I have a dataframe (df1) with a column "PartcipantID". Some ParticipantIDs are wrong and should be replaced with the correct ParticipantID. I have another dataframe (df2) where all Participant IDs appear in columns Goal_ID to T4. The Participant IDs in column "Goal_ID" are the correct IDs.
Now I want to replace all ParticipantIDs in df1 with all Goal_ID ParticipantIDs from df2.
This is my original dataframe (df1):
structure(list(Partcipant_ID = c("AA_SH_RA_91", "AA_SH_RA_91",
"AB_BA_PR_93", "AB_BH_VI_90", "AB_BH_VI_90", "AB_SA_TA_91", "AJ_BO_RA_92",
"AJ_BO_RA_92", "AK_SH_HA_91", "AL_EN_RA_95", "AL_MA_RA_95", "AL_SH_BA_99",
"AM_BO_AB_49", "AM_BO_AB_94", "AM_BO_AB_94", "AM_BO_AB_94", "AN_JA_AN_91",
"AN_KL_GE_11", "AN_KL_WO_91", "AN_MA_DI_95", "AN_MA_DI_95", "AN_SE_RA_95",
"AN_SE_RA_95", "AN_SI_RA_97", "AN_SO_PU_94", "AN_SU_RA_91", "AR_BO_RA_92",
"AR_KA_VI_94", "AR_KA_VI_94", "AS_AR_SO_90", "AS_AR_SU_95", "AS_KU_SO_90",
"AS_MO_AS_97", "AW_SI_OJ_97", "AW_SI_OJ_97", "AY_CH_SU_97", "BH_BE_LD_84",
"BH_BE_LI_83", "BH_BE_LI_83", "BH_BE_LI_84", "BH_KO_SA_87", "BH_PE_AB_89",
"BH_YA_SA_87", "BI_CH_PR_94", "BI_CH_PR_94"), Start_T2 = structure(c(NA,
NA, NA, NA, 1579514871, 1576658745, NA, 1579098225, NA, NA, 1576663067,
1576844759, NA, 1577330639, NA, NA, 1576693930, NA, NA, NA, NA,
NA, NA, NA, NA, NA, NA, 1577718380, 1577718380, 1577454467, NA,
NA, 1576352237, NA, NA, NA, NA, 1576420656, 1576420656, NA, NA,
1578031772, 1576872938, NA, NA), class = c("POSIXct", "POSIXt"
), tzone = "UTC"), End_T2 = structure(c(NA, NA, NA, NA, 1579515709,
1576660469, NA, 1579098989, NA, NA, 1576693776, 1576845312, NA,
1577331721, NA, NA, 1576694799, NA, NA, NA, NA, NA, NA, NA, NA,
NA, NA, 1577719049, 1577719049, 1577455167, NA, NA, 1576352397,
NA, NA, NA, NA, 1576421607, 1576421607, NA, NA, 1578032408, 1576873875,
NA, NA), class = c("POSIXct", "POSIXt"), tzone = "UTC")), row.names = c(NA,
45L), class = "data.frame")
And this is the reference data frame (df2):
structure(list(Goal_ID = c("AJ_BO_RA_92", "AL_EN_RA_95", "AM_BO_AB_49",
"AS_KU_SO_90", "BH_BE_LI_84", "BH_YA_SA_87", "BI_CH_PR_94", "BI_CH_PR_94"

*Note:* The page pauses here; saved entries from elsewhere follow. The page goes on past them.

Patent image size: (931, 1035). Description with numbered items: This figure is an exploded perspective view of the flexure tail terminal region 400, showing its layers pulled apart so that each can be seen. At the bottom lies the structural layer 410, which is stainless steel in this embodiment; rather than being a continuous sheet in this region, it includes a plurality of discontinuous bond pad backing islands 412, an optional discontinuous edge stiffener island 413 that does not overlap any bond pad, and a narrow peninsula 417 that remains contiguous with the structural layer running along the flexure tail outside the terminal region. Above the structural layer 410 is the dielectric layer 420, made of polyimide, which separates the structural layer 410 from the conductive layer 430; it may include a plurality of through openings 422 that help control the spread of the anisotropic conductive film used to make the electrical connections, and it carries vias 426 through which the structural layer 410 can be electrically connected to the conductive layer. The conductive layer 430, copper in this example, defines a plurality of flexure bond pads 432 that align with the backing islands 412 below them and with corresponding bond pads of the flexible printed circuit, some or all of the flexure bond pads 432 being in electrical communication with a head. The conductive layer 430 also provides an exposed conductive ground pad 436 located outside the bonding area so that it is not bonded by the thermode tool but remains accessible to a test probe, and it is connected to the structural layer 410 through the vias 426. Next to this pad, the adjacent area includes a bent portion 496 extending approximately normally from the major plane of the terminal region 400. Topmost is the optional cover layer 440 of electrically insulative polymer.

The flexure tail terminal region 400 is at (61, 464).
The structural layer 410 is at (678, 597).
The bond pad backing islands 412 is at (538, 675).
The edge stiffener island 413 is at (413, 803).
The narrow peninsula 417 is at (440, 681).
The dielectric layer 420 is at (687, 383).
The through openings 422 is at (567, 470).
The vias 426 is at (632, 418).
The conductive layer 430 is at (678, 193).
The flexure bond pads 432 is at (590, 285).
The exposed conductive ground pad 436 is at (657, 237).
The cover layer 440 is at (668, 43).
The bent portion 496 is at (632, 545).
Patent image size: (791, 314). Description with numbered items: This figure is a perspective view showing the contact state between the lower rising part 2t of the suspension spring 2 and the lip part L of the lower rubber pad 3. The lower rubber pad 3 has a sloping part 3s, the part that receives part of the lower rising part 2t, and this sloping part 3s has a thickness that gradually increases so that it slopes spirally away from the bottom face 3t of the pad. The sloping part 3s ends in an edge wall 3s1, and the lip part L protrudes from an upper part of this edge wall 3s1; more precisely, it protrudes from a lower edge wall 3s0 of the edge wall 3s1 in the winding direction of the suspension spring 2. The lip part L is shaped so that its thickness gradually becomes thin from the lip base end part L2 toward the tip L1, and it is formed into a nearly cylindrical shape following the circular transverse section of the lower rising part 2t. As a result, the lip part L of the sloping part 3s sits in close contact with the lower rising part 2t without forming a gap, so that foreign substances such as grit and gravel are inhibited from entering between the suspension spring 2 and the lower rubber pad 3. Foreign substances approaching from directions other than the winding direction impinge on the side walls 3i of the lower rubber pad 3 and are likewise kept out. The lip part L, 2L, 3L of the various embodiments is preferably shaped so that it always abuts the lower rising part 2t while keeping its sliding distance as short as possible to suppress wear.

), T2 = c("AJ_BO_RA_92", "AL_MA_RA_95", "AM_BO_AB_94", "AS_AR_SO_90",
"BH_BE_LI_83", "BH_YA_SA_87", "BI_NA_PR_94", "BI_NA_PR_94"),
T3 = c("AR_BO_RA_92", "AL_MA_RA_95", "AM_BO_AB_94", NA, "BH_BE_LI_83",
NA, "BI_CH_PR_94", "BI_CH_PR_94"), T4 = c("AJ_BO_RA_92",
"AL_MA_RA_95", "AM_BO_AB_94", NA, "BH_BE_LI_83", "BH_KO_SA_87",
"BI_CH_PR_94", "BI_CH_PR_94")), row.names = c(NA, -8L), class = c("tbl_df",
"tbl", "data.frame"))
For example, in my df1, I want
"AR_BO_RA_92" to be replaced by "AJ_BO_RA_92";
"AL_MA_RA_95" to be replaced by "AL_EN_RA_95";
"AM_BO_AB_94" to be replaced by "AM_BO_AB_49"
and so on...
I thought about using string_replace and I started with this:
df1$Partcipant_ID <- str_replace(df1$Partcipant_ID, "AR_BO_RA_92", "AJ_BO_RA_92")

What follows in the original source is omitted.